Let \(X\) be a bounded geometry uniformly discrete metric space.  (Something like bounded geometry seems to be necessary, for a reason that I’ll explain below.)  We know how to form the translation algebra \( {\mathbb C}[X] \) (the *-algebra of finite-propagation matrices on \(X\) ), and this has an obvious representation (the regular representation) on \(\ell^2(X)\).  Then the usual version of the (uniform) Roe algebra is just the C*-algebra obtained by completing \({\mathbb C}[X]\) in this representation.  Because it involves only the regular representation we may call this the reduced Roe algebra (in analogy to the group case).

Again proceeding by analogy, we should also define the maximal Roe algebra by completing \({\mathbb C}[X]\) in the “universal” representation: that is, the maximal norm for \(T\in {\mathbb C}[X]\) is

\[ \|T\|_{\max} = \sup \{ \|\pi(T)\| : \pi \in {\mathscr R} \} , \]

where \(\mathscr R\) is the set of all *-representations of \({\mathbb C}[X]\) on a specified (infinite-dimensional) Hilbert space.  For this definition to make sense one needs to ensure that the supremum is finite: this follows from a standard “partial translation decomposition” argument (needing bounded geometry), which shows that every element of \({\mathbb C}[X]\) is a finite \(\ell^\infty(X)\)-linear combination of partial isometries, together with the fact that the norm of a partial isometry is at most 1 in any representation.

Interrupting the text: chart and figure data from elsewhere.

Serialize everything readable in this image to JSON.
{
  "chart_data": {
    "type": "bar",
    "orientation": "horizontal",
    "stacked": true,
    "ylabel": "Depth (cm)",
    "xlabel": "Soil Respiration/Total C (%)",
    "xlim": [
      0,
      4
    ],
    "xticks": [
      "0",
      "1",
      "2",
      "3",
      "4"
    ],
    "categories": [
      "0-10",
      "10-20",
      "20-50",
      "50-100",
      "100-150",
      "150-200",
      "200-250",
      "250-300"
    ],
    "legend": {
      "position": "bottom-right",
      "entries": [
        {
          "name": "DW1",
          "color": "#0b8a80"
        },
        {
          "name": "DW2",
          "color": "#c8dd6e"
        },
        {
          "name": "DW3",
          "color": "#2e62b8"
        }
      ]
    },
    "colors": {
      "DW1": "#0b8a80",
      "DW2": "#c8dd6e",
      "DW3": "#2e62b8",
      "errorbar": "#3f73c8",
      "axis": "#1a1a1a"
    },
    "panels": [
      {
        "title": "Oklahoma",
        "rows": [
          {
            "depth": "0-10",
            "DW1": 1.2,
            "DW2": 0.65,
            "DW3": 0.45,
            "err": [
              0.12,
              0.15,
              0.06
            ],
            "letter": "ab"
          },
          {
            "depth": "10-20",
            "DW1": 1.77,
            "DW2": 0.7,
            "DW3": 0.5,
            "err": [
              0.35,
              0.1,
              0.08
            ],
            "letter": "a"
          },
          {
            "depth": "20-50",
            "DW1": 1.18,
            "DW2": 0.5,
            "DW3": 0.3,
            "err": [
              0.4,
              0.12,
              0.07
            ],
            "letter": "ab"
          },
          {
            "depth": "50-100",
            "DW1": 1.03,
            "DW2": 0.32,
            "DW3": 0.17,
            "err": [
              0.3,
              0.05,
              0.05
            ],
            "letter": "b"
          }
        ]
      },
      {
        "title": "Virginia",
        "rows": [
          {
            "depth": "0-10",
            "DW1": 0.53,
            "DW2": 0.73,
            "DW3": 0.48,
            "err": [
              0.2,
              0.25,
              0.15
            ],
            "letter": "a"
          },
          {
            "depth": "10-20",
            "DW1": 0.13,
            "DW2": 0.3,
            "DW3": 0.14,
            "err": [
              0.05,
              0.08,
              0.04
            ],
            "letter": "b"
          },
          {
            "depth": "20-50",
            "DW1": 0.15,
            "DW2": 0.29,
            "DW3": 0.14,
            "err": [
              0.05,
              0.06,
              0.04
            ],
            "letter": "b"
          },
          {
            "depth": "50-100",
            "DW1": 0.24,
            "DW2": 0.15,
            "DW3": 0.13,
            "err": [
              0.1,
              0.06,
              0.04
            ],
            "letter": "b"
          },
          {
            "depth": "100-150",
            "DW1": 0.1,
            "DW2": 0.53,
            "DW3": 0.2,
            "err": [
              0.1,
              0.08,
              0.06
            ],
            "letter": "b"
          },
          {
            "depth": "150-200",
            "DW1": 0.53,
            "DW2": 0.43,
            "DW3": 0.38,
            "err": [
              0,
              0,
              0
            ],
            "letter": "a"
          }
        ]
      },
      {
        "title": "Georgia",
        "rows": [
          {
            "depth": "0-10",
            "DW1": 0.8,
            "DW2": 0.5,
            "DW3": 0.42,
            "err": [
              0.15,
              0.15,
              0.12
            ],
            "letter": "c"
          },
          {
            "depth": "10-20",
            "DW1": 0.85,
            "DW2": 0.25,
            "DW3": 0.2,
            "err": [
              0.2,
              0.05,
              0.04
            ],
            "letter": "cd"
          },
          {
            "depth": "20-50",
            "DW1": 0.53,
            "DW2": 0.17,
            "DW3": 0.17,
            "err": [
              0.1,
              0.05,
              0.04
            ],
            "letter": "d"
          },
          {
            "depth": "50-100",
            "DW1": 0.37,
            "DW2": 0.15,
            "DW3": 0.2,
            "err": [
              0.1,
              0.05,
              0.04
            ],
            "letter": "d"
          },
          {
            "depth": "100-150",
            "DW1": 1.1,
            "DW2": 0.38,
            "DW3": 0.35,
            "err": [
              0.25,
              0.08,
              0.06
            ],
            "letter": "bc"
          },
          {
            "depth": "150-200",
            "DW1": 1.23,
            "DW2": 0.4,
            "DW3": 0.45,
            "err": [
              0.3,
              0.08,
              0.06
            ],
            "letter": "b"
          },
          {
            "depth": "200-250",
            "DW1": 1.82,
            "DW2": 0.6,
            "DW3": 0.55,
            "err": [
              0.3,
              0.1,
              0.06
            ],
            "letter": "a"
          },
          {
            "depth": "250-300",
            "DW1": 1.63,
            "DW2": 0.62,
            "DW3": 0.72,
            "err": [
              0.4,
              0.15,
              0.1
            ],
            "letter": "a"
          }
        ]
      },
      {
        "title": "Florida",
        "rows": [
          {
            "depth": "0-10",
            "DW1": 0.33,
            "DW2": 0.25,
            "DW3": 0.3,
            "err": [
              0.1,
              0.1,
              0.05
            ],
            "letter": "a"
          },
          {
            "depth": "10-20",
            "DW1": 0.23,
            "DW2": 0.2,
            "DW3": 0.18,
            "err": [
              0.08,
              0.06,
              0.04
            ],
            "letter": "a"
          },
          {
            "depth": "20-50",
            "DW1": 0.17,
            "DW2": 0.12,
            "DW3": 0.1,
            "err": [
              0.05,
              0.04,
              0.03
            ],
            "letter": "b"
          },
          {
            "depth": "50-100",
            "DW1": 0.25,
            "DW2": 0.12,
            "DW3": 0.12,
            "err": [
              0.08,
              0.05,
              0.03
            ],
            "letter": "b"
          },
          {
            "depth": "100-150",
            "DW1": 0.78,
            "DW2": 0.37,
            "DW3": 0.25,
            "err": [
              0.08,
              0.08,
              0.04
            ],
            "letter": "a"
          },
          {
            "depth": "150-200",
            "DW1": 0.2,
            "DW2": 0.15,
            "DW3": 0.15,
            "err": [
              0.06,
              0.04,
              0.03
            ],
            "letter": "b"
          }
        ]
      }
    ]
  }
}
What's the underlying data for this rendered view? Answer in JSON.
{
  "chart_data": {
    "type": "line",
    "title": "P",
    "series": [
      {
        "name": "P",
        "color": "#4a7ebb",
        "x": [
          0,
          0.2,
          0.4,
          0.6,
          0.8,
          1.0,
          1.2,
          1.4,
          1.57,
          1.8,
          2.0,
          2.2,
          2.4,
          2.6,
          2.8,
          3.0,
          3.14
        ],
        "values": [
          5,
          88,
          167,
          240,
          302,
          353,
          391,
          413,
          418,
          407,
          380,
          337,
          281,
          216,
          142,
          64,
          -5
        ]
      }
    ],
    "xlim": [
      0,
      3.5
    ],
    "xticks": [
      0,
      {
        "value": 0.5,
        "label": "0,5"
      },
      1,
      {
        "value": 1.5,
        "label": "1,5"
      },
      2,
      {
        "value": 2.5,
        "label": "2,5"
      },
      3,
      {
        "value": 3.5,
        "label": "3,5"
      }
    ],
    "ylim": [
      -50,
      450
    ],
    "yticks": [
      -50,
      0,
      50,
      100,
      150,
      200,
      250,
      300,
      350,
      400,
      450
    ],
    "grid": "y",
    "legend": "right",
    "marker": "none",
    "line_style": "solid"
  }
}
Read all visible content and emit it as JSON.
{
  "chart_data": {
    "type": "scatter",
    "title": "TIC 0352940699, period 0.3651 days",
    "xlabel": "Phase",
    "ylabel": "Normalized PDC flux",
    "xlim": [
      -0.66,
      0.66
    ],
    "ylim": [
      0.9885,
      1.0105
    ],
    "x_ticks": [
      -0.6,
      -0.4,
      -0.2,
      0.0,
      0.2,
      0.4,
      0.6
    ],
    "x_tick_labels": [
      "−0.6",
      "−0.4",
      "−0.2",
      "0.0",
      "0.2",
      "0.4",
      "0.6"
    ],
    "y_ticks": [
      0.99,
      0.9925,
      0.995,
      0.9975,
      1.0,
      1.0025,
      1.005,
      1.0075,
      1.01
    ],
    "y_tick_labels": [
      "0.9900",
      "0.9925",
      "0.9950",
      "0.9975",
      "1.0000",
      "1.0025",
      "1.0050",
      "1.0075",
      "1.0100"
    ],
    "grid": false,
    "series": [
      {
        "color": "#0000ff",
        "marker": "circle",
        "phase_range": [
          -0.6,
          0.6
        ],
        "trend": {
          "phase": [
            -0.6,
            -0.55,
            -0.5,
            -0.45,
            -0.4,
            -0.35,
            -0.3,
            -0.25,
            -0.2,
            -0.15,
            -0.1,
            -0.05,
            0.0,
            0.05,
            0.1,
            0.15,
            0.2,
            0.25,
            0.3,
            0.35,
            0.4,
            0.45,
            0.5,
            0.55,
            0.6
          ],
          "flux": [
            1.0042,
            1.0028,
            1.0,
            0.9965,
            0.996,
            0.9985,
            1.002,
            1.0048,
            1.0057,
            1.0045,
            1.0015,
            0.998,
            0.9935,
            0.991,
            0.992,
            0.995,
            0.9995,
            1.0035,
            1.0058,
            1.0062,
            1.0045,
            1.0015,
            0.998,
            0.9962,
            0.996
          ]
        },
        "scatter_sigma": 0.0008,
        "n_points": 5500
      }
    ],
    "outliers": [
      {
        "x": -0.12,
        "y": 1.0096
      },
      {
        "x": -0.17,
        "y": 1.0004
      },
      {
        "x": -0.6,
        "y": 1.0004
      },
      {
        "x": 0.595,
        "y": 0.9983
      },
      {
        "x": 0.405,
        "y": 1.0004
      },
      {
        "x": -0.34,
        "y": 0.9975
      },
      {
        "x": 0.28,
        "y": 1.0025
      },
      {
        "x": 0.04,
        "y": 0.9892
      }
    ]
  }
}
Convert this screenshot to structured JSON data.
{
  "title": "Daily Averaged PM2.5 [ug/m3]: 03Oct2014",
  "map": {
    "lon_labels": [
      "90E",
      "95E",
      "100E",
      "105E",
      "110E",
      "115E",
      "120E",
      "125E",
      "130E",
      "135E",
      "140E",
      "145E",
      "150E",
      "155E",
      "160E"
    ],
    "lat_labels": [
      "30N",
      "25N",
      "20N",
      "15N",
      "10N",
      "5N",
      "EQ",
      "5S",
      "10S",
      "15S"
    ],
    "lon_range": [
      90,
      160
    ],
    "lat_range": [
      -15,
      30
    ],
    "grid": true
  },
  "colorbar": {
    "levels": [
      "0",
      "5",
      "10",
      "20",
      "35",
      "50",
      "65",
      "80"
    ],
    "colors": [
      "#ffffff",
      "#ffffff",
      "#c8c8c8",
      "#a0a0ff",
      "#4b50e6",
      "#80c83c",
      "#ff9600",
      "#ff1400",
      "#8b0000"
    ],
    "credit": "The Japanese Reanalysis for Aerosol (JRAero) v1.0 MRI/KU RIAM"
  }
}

At first it is difficult to think of examples of non-regular representations.  In fact, consider the following argument: let \(\pi\) be any Hilbert space representation of \({\mathbb C}[X]\), and consider the partial isometries \(V_{xy}\) in \({\mathbb C}[X]\) which have 1 at the \( (x,y)\) position and 0 elsewhere. (Our space is coarsely connected so these are in the translation algebra.) The \(V_{x,x}\) are projections; let \(\xi_x\) be a unit vector in the range of \(\pi (V_{x,x})\).  For all other \(y\in X\) let \(\xi_y = \pi (V_{y,x})\xi_x\).  Then the properties of the \(V_{x,y}\) (basically, that they are a system of matrix units) easily show that the \(\xi\)’s span a subrepresentation isomorphic to the regular representation.  If it’s not the whole thing, split it off and continue by induction.  Hence every representation is just a direct sum of copies of the regular one (??).

I’ll post part 2 after lunch, so, if anyone is reading this in real time, you have a couple of hours to figure out what is wrong with this argument!


Gong, Guihua, Qin Wang, and Guoliang Yu. 2008. “Geometrization of the Strong Novikov Conjecture for residually finite groups.” Journal für die reine und angewandte Mathematik (Crelles Journal) 2008(621):159–189. Retrieved August 13, 2013.

Špakula, Ján, and Rufus Willett. 2013. “Maximal and reduced Roe algebras of coarsely embeddable spaces.” Journal für die reine und angewandte Mathematik (Crelles Journal) 2013(678):35–68. Retrieved August 14, 2013.

Willett, Rufus, and Guoliang Yu. 2012a. “Higher index theory for certain expanders and Gromov monster groups, I.” Advances in Mathematics 229(3):1380–1416. Retrieved March 14, 2013.

Willett, Rufus, and Guoliang Yu. 2012b. “Higher index theory for certain expanders and Gromov monster groups, II.” Advances in Mathematics 229(3):1762–1803. Retrieved March 14, 2013.